In response to this coming shift, we need a new treaty—not another symbolic gesture, but a legal instrument with teeth. We need a second Geneva Convention, one designed for an era of algorithmic warfare, grey-zone operatives empowered by states, and the viral aesthetics of violence. The current international system is too slow, too deferential, and too politically entangled to meet this moment. The International Criminal Court, once envisioned as a check on global barbarism, has become a vestigial organ of European soft power—selective, slow-moving, and largely ignored by the worst actors. We need a framework that doesn’t just outline what is forbidden, but that actively regulates and restrains the development of war-fighting technologies before they spiral beyond moral reach. Until we do that, we are not soldiers. We are data points awaiting deletion.

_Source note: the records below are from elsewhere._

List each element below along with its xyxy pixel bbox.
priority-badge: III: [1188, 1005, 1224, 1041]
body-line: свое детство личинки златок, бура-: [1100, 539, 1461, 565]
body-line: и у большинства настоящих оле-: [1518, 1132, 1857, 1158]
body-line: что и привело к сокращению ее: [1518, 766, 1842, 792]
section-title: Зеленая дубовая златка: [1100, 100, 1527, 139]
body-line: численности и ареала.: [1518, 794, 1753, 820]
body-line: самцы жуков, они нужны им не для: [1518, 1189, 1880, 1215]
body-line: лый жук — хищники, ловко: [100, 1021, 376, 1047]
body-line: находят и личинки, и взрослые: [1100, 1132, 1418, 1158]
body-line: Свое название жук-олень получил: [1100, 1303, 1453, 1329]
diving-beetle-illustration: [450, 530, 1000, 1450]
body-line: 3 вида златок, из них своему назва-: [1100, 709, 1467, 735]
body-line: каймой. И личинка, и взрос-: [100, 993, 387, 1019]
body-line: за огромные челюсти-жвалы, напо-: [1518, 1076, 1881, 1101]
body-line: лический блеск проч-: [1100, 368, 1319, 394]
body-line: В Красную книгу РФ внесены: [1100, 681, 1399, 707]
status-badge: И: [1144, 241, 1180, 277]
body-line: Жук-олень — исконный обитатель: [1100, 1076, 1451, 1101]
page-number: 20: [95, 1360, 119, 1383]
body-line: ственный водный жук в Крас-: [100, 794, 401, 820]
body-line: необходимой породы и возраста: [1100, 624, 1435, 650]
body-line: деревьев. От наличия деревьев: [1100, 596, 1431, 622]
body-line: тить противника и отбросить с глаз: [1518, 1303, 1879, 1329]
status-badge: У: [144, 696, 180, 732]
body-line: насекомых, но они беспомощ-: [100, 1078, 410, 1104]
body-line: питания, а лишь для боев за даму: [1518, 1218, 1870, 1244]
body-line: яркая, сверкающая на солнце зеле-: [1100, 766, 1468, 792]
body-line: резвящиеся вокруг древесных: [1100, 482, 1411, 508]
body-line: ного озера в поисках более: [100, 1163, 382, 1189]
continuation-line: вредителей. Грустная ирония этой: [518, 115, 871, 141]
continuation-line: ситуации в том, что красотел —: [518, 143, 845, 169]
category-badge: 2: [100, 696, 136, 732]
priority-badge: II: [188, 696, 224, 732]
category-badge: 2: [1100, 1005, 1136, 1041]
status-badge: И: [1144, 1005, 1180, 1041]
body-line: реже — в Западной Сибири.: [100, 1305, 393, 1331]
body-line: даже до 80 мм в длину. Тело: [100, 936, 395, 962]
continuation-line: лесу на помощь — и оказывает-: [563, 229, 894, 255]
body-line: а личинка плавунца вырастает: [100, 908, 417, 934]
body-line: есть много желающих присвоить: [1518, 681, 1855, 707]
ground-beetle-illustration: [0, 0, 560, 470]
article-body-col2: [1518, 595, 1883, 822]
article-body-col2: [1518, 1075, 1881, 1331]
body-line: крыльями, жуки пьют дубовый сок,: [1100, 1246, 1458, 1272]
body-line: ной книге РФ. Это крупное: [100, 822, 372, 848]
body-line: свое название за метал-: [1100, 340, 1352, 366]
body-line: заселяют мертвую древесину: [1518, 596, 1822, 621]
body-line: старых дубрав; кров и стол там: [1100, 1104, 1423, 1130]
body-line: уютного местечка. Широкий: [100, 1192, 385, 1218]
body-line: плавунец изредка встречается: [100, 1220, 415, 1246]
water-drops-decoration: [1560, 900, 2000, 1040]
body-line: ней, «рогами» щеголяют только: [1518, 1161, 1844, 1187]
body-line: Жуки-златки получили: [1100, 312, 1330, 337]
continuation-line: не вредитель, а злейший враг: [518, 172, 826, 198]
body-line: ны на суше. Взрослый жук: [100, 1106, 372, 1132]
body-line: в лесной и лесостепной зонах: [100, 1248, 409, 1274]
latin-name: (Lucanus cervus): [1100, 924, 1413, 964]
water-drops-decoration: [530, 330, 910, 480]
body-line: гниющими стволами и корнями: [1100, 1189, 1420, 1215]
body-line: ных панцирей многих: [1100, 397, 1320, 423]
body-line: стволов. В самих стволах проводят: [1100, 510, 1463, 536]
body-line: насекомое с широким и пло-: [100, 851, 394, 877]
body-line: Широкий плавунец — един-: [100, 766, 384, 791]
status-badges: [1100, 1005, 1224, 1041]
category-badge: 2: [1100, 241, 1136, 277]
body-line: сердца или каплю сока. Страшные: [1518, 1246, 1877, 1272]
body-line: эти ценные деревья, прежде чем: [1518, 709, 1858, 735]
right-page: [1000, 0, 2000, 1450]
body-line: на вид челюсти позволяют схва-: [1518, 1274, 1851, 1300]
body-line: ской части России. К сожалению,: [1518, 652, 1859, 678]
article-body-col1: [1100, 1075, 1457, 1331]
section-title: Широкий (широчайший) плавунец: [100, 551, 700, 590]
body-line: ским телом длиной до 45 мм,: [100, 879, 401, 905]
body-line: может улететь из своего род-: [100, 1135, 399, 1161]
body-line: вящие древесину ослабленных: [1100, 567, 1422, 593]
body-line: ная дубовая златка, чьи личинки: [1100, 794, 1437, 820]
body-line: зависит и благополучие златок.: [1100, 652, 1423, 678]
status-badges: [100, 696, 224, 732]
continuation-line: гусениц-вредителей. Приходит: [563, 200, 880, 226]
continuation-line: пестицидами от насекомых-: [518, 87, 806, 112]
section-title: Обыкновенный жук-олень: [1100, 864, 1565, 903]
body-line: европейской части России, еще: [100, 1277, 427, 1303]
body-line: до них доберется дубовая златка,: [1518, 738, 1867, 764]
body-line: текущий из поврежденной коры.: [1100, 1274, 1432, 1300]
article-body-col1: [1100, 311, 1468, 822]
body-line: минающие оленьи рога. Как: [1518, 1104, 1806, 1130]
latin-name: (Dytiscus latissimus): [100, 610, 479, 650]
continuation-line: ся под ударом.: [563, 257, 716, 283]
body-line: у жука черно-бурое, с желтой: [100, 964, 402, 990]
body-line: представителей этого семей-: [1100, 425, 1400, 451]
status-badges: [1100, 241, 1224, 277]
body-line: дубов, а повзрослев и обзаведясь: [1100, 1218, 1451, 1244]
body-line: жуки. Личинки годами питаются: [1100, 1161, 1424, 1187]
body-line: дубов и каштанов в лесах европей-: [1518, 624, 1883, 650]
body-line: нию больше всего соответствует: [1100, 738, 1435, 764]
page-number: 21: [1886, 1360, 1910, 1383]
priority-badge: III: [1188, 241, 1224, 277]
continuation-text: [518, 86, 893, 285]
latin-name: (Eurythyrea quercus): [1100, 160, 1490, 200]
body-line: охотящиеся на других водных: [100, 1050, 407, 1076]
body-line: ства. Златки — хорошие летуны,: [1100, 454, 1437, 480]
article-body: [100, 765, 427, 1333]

It may be too late to change the nature of war, but we can still choose how we respond to its worst instincts. And if we don’t respond—if we let this moment pass—then we become complicit in a new kind of warfare, one not just fought on battlefields, but shaped by code, image, and silence. The need for a second Geneva Convention is no longer theoretical. It is urgent. We must confront the reality of algorithmic warfare, grey-zone operatives empowered by states, and a new kind of branded barbarism that packages atrocity for public consumption. If we fail to act, we are not just surrendering to these horrors—we are legitimizing them. There is still time to redraw the moral boundaries, but only if we recognize how quickly they are vanishing.
I never committed a war crime.
But I am wanted by Russia.
I don’t need sympathy. I need people to understand the stakes. Because what happened in Chosen Company is not an isolated story. It is the early tremor of a world losing its grip on moral accountability. The next war crimes trial will not be in The Hague; it will be on Telegram, or a livestream, or buried in a machine’s audit log. It may be too late to rewrite the past, but if we fail to redefine justice now, there may not be a future worth defending.
So I ask you: what does justice look like in a world where the guilty are protected, and the accused are simply inconvenient?
And what kind of system are we building if the only thing we hold sacred is who gets to tell the story?